Las familias con personas adultas con discapacidad no son casos individuales, sino el reflejo de una emergencia mucho más amplia sobre el futuro de las políticas sociales en Estados Unidos. En cientos de miles de casos, sus vidas dependen en gran medida del programa Administración del Seguro Social, que a través del Ingreso Suplementario de Seguridad (SSI) proporciona un apoyo económico básico. Sin embargo, una propuesta impulsada por la administración de Donald Trump amenaza con alterar profundamente ese equilibrio.
La reforma de Trump plantea reducir las ayudas a personas adultas con discapacidad, como Síndrome de Down, viven con familiares. El argumento que da la Casa Blanca es que esas personas ya reciben apoyo indirecto en forma de vivienda. En términos prácticos, esto se traducirá en recortes de hasta un tercio de la prestación mensual, afectando a cerca de un millón de personas.
Desde una perspectiva política, la medida encaja en la estrategia de revisión del gasto público social mientras se rebajan radicalmente los impuestos de los multimillonarios. La coartada es una presunta eficiencia del sistema y reducir costes, pero el impacto real es mucho más complejo. Los programas como el SSI o el Programa de Asistencia Nutricional Suplementaria no solo funcionan como redes de seguridad, sino como mecanismos de cohesión social. Reducir su alcance puede tener efectos que van más allá de lo presupuestario.

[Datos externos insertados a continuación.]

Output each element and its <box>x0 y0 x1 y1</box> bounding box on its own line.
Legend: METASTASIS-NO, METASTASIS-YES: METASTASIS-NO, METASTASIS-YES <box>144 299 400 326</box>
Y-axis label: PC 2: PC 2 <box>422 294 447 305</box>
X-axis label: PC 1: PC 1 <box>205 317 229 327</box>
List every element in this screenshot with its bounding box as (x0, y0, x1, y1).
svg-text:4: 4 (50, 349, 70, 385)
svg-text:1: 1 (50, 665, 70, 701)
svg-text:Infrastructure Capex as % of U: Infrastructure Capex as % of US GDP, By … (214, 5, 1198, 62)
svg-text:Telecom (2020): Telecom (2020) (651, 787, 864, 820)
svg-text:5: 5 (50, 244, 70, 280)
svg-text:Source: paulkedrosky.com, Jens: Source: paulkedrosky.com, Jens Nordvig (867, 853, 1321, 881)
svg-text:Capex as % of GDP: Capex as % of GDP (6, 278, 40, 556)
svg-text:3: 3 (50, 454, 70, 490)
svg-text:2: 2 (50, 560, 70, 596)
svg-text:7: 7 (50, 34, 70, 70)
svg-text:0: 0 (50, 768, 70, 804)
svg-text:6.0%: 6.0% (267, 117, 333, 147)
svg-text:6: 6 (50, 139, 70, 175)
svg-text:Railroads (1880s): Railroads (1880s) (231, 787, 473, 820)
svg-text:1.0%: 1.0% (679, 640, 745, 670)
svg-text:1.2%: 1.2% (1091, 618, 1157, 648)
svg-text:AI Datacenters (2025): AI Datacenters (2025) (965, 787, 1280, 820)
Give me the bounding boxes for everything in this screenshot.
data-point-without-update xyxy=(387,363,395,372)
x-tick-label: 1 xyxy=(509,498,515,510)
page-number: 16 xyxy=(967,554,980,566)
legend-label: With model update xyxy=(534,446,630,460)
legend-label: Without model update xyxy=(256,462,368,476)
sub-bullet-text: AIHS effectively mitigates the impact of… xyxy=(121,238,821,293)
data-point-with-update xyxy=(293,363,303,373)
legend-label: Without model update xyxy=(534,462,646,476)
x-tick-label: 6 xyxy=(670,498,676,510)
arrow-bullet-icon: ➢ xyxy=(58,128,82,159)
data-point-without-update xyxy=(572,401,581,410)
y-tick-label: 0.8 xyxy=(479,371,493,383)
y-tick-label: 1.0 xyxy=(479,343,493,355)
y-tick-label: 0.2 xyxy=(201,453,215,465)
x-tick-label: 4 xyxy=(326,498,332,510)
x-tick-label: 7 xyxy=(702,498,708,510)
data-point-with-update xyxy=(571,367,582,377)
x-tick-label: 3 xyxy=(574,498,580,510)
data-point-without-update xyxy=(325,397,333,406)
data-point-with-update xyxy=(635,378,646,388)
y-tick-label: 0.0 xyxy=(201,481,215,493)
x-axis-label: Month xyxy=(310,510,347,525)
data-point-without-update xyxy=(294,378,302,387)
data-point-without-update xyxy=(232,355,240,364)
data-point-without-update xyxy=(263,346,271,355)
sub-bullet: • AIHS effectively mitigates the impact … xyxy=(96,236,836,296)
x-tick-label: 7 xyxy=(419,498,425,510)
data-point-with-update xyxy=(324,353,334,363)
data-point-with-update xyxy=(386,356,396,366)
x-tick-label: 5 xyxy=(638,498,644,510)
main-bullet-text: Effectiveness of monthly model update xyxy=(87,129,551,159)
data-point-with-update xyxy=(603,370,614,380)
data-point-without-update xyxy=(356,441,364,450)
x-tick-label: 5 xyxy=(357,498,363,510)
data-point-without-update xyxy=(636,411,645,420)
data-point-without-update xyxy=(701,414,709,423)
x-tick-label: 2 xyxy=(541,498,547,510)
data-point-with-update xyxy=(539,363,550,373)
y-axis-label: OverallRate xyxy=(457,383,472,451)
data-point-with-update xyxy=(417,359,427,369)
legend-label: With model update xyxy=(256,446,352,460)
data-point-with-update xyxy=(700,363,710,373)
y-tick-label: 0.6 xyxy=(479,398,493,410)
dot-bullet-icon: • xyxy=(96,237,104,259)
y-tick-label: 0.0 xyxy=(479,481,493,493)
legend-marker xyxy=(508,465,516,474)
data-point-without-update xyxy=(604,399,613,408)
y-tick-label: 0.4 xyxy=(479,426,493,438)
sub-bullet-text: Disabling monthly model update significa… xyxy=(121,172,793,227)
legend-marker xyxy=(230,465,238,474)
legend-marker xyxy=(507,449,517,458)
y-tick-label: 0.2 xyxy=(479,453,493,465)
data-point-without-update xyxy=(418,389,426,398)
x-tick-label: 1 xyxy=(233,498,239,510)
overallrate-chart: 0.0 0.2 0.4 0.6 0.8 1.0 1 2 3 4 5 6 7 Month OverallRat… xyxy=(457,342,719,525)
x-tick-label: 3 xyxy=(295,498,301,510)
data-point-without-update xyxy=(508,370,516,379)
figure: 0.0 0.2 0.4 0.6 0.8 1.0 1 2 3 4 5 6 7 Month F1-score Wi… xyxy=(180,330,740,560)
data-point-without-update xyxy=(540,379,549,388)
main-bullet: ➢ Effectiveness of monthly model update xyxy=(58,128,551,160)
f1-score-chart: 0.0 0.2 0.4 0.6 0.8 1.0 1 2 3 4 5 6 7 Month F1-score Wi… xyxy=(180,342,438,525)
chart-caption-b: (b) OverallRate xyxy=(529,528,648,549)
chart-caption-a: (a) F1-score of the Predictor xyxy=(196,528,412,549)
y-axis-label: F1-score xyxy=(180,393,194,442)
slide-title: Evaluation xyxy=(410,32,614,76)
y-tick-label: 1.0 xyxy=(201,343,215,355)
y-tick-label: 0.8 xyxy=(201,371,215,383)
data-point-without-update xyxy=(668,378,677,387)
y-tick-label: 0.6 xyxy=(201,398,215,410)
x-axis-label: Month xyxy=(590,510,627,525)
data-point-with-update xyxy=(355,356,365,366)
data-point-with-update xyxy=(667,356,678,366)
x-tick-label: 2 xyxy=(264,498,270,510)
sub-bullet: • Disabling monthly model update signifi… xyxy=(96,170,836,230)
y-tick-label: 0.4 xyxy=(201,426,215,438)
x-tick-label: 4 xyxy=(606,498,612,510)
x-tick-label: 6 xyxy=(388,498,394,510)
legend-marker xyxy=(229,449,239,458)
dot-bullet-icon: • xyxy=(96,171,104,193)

La prestación mensual que perciben estas personas es inferior a los 1.000 dólares, una cantidad que, evidentemente, no permite vivir de forma independiente, pero sí contribuye a la economía familiar. Eliminar o reducir ese ingreso no solo afecta a la persona beneficiaria, sino a todo el núcleo familiar, especialmente cuando se trata de hogares que ya se encuentran en el umbral de la pobreza.
En el plano social, la propuesta reabre una discusión histórica en Estados Unidos: el papel de la familia frente al Estado en la atención a la discapacidad y la pobreza. Para muchos expertos y organizaciones, fomentar que las personas con discapacidad vivan con sus familias no solo es más humano, sino también más eficiente económicamente.
Además, la medida de Trump, en vez de reducir el gasto público, lo incrementará a medio plazo, al empujar a algunas familias a situaciones límite que obliguen a recurrir a soluciones más costosas para el sistema. Este riesgo ha sido señalado por analistas presupuestarios y defensores de los derechos de las personas con discapacidad.
El SSI es uno de los programas más complejos de gestionar dentro de la Seguridad Social estadounidense, con un alto coste burocrático. La reforma de Trump, lejos de simplificar el sistema, aumentará la carga administrativa tanto para los beneficiarios como para la propia administración, obligando a controles más frecuentes y detallados sobre la vida cotidiana de millones de personas.